Don Juan è il brujo, un vecchio col viso da bambino.

Quando nella capanna di paglia cala la sera Don Juan chiede una bottiglia di aguardiente; dopo una lunga sorsata passa il liquore ai guerrieri Yagua accovacciati intorno a lui. Il brujo posa la bottiglia da una parte e si accoscia, aiutato da un giovane sciamano, vicino al bacile fissato su un tripode davanti ad una nicchia di legno che ospita l'immagine della Madonna, un crocefisso, una statua di Pacha in legno, piume e pacchetti legati con nastri colorati.

Don Juan rimane lì seduto senza muoversi per parecchio tempo: non si può mettere fretta a un brujo. Beve un altro sorso. Le donne si ritirano dietro una parete di bambini mentre lo sciamano comincia a cantare sopra al bacile; frusta l'aria con una liana di ayahuasca per spazzare via gli spiriti maligni che avessero voglia di fare un bagno nell’infuso. Dopo l’ennesima bevuta Don Juan si pulisce la bocca continuando a ondeggiare il busto al ritmo della cantilena. Alla fine scopre la pentola e pesca un mestolo di liquido nero; lo offre in una tazza di plastica: il liquido è oleoso e traslucido, tutti lo bevono d'un fiato, afferrati quasi subito dalla nausea. Uno dei guerrieri restituisce la tazza allo stregone che beve col suo giovane sciamano, insieme agli altri mandano giù l’intruglio vischioso. Dopo un paio di minuti un'ondata di vertigine li travolge e la capanna si mette a girare vorticosamente. Lampi azzurri. Teste severe di anziani intagliate nei pali di sostegno cantano con voce profonda, Don Juan dondola e sibila come un cobra; il più giovane degli Yagua deve vomitare, e si lancia verso la porta andando a sbattere con la spalla contro una trave; sente l'urto ma nessun dolore. Cammina a fatica, senza coordinazione. I piedi come blocchi di pietra. Vomita appoggiandosi contro un albero e cade intorpidito come avvolto da strati di nuvole. Adesso esseri viscidi gli passano davanti agli occhi in una nebbia azzurra, ognuno di loro squittisce. Li osserva meglio, malgrado l’istupidimento: le mani palmate, impugnano bastoni che sputano serpenti viola. Sono centinaia, e marciano contro i guerrieri facendoli a pezzi, su di loro piatti dorati sfrecciano col rumore del tuono che abbatte gli alberi di kapok e murumurù , schianta il dio-uccello Urtau insieme al suo amico Iuruparì...

 

Mi chiamano El Quispe, “Il Libero”, ma io so che il mio nome è Yupanqui.

Non sopporto questi stivali di gomma, e la camicia colore del muschio. Mi piacerebbe tuffarmi nel Yanayacu che scorre proprio a pochi passi, ma la marcia non si ferma e i capi ci guardano. Da ragazzo andavo in giro nudo per la selva, cacciavo e mangiavo la carne senza sale, spesso cruda. A vent’anni spalmavo sul viso l’urukù che mi conduceva dritto alla tana dell'armadillo.

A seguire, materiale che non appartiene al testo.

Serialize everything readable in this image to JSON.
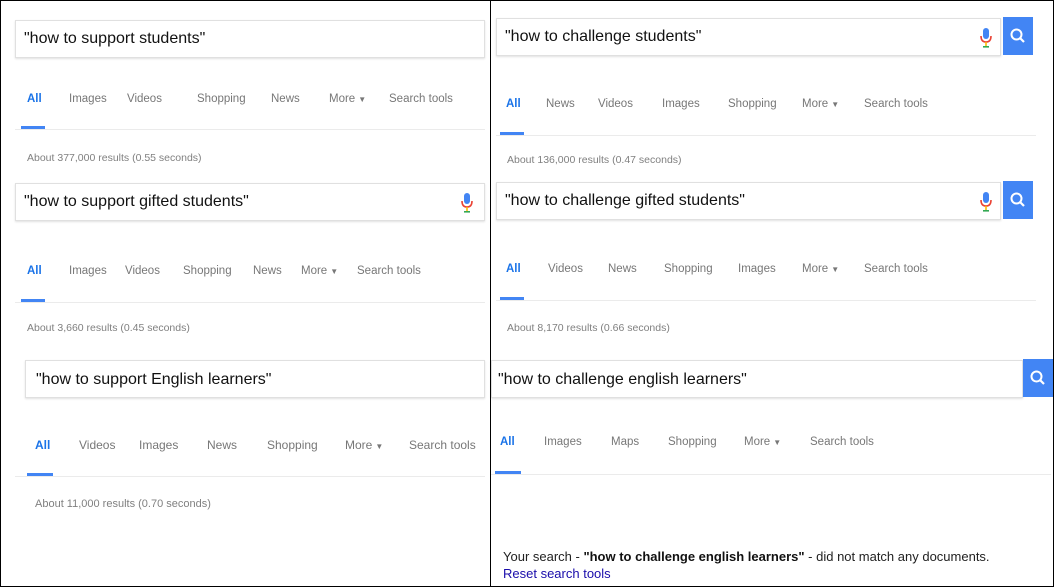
{
  "left": {
    "blocks": [
      {
        "query": "\"how to support students\"",
        "tabs": [
          "All",
          "Images",
          "Videos",
          "Shopping",
          "News",
          "More",
          "Search tools"
        ],
        "stats": "About 377,000 results (0.55 seconds)"
      },
      {
        "query": "\"how to support gifted students\"",
        "tabs": [
          "All",
          "Images",
          "Videos",
          "Shopping",
          "News",
          "More",
          "Search tools"
        ],
        "stats": "About 3,660 results (0.45 seconds)"
      },
      {
        "query": "\"how to support English learners\"",
        "tabs": [
          "All",
          "Videos",
          "Images",
          "News",
          "Shopping",
          "More",
          "Search tools"
        ],
        "stats": "About 11,000 results (0.70 seconds)"
      }
    ]
  },
  "right": {
    "blocks": [
      {
        "query": "\"how to challenge students\"",
        "tabs": [
          "All",
          "News",
          "Videos",
          "Images",
          "Shopping",
          "More",
          "Search tools"
        ],
        "stats": "About 136,000 results (0.47 seconds)"
      },
      {
        "query": "\"how to challenge gifted students\"",
        "tabs": [
          "All",
          "Videos",
          "News",
          "Shopping",
          "Images",
          "More",
          "Search tools"
        ],
        "stats": "About 8,170 results (0.66 seconds)"
      },
      {
        "query": "\"how to challenge english learners\"",
        "tabs": [
          "All",
          "Images",
          "Maps",
          "Shopping",
          "More",
          "Search tools"
        ],
        "nomatch_prefix": "Your search - ",
        "nomatch_query": "\"how to challenge english learners\"",
        "nomatch_suffix": " - did not match any documents.",
        "reset_link": "Reset search tools"
      }
    ]
  },
  "colors": {
    "accent": "#4285f4",
    "active_tab": "#1a73e8",
    "link": "#1a0dab",
    "muted": "#808080"
  },
  "icons": [
    "microphone-icon",
    "search-magnifier-icon",
    "caret-down-icon"
  ]
}
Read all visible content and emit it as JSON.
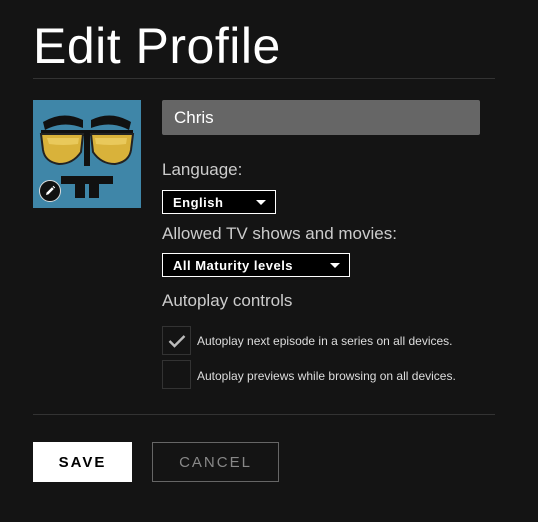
{
  "header": {
    "title": "Edit Profile"
  },
  "profile": {
    "name_value": "Chris",
    "avatar_bg_color": "#3f86a8"
  },
  "language": {
    "label": "Language:",
    "selected": "English"
  },
  "maturity": {
    "label": "Allowed TV shows and movies:",
    "selected": "All Maturity levels"
  },
  "autoplay": {
    "heading": "Autoplay controls",
    "options": [
      {
        "label": "Autoplay next episode in a series on all devices.",
        "checked": true
      },
      {
        "label": "Autoplay previews while browsing on all devices.",
        "checked": false
      }
    ]
  },
  "actions": {
    "save_label": "SAVE",
    "cancel_label": "CANCEL"
  }
}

Un giorno al villaggio sono arrivati i soldati: avevano l'ordine di prenderci a forza per fare la guerra. Noi eravamo cinquanta, guerrieri Yagua: resistemmo con gli archi e le cerbottane, ma loro avevano i fucili. Ammazzarono qualcuno di noi, noi qualcuno di loro, ma poi colpirono a morte il curaca, il capo, e ci arrendemmo. Giocarono con le gonne rosse delle donne prima di violentarle. È così che va, in battaglia. Oggi, forse, sarebbe diverso: abbiamo imparato a maneggiare il machete e non ci saremmo fermati scongiurando Apocatequil di sterminarli.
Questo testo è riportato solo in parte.